Dust initially departs the stars at about 6.5 million kilometers per hour, the researchers report. That’s fast enough to make a trip from Earth to the moon in a little over half a day. Over the course of a year, the dust speeds up to nearly 10 million km/h.
The revelation came from comparing the positions of concentric dust shells year to year and deducing a speed. The researchers’ calculations show that the force accelerating the dust is the pressure exerted by light radiated from the stars, says Han, of the University of Cambridge. “Radiation pressure [becomes apparent] only when we put all the images next to each other.”
Not only are those layers of dust feeling light’s push, they also extend out farther than any telescope could see — until this year. Images from the James Webb Space Telescope, or JWST, depict more of the dusty layers around WR 140 and its companion than ever seen before, Han and another team report October 12 in Nature Astronomy.
At first glance, the intricate patterns surrounding the stars resemble a gigantic spiderweb. But the researchers’ analysis reveals that they are actually enormous, expanding, cone-shaped dust shells. They’re nested inside each other, with a new one forming every eight years as the stars complete another journey around their orbits. In the new images, the shells look like sections of rings because we observe them from the side, Han says.

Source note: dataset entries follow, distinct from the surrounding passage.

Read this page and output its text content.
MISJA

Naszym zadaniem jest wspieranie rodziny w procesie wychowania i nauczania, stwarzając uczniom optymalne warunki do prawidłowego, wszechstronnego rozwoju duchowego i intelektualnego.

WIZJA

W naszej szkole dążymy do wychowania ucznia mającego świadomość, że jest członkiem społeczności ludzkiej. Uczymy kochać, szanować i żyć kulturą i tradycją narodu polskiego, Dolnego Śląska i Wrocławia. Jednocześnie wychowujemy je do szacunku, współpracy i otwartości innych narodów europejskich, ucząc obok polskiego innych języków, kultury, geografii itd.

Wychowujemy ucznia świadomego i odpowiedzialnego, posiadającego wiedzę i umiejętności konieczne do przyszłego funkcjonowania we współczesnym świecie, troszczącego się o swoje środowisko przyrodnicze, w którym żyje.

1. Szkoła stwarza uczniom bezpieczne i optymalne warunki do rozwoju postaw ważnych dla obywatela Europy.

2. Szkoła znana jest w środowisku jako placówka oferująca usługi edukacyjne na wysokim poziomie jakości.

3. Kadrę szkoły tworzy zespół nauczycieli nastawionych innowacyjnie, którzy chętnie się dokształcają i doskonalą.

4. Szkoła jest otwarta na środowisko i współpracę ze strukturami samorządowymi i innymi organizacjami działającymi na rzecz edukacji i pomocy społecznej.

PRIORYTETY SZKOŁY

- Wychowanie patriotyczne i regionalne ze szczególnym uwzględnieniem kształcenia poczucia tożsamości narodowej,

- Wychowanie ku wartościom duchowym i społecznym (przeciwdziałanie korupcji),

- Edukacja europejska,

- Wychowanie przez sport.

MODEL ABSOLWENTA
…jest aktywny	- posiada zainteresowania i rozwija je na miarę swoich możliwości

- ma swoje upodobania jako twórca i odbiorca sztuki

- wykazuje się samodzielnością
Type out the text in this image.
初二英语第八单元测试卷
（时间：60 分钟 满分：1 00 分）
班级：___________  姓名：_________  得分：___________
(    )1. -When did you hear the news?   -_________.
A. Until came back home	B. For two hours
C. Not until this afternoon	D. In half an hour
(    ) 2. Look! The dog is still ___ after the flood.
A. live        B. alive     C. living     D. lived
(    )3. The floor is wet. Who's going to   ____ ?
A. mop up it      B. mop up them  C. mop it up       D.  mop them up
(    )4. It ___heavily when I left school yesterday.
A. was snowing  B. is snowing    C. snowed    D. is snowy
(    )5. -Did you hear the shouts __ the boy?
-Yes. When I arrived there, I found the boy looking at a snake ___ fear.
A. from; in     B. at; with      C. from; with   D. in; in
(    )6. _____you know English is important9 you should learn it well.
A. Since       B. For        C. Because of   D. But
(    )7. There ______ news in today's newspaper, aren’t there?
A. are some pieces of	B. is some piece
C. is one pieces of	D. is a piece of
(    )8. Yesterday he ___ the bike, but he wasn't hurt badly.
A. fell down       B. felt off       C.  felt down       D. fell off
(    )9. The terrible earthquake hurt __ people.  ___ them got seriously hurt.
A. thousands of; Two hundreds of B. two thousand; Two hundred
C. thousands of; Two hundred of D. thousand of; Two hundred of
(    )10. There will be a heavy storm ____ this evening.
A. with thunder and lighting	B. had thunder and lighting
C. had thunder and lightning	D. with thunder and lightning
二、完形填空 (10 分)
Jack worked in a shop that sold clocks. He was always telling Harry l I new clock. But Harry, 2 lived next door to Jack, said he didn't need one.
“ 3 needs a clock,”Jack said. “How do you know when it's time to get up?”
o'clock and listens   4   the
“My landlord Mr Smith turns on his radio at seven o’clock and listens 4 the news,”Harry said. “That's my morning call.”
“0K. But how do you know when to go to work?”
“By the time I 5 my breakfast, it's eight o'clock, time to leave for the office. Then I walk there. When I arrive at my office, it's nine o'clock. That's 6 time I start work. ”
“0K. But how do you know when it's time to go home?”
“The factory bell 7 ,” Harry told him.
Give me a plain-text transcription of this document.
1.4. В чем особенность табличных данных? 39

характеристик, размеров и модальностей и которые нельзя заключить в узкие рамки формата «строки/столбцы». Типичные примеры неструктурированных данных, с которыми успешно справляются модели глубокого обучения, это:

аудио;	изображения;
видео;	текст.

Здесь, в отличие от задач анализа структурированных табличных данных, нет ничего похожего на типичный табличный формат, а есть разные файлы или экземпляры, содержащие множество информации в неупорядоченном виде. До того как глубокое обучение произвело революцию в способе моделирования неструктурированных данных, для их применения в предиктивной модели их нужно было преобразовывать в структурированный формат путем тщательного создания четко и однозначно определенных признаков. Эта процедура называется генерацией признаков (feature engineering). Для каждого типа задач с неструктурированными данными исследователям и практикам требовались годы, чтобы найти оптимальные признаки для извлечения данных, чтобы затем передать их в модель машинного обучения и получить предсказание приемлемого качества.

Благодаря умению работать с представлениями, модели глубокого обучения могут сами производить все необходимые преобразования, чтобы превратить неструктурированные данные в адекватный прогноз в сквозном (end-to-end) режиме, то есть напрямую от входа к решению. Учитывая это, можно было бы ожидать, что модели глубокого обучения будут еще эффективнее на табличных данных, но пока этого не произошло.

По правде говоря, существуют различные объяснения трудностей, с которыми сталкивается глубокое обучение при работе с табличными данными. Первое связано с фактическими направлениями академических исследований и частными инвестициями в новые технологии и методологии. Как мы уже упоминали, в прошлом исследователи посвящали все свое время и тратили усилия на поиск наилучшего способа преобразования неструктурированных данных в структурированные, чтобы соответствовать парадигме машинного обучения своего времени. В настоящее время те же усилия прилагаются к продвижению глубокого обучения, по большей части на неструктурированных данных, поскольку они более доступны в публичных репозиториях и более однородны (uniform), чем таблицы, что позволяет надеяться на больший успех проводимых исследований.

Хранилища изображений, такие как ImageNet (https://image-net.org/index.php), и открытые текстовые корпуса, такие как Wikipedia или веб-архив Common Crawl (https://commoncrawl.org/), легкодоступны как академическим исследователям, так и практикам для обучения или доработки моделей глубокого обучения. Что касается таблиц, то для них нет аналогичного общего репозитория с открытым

The patterns don’t completely surround the stars because the distance between the stars changes as they orbit one another. When the stars are far apart, the density of the colliding gas is too low to condense to dust — an effect the researchers expected.
What surprised them is that the gas doesn’t condense well when the stars are closest together either. That suggests there’s a “Goldilocks zone” for dust formation: Dust forms only when the separation between the stars is just right, creating a series of concentric dust shells rippling away from the duo.
“Their Goldilocks zone is a new idea,” says astrophysicist Andy Pollock of the University of Sheffield in England, who was not part of either study. “A similar sort of thing happens in my field of X-rays.”
In his work, Pollock has observed that WR 140 and its partner emit more X-rays as the stars approach each other, but then fewer as they get very close together, suggesting there’s a Goldilocks zone for X-rays coming from the stars as well. “It would be interesting to see if there’s any connection” between the two types of Goldilocks zones, he says. “All of this must somehow fit together.”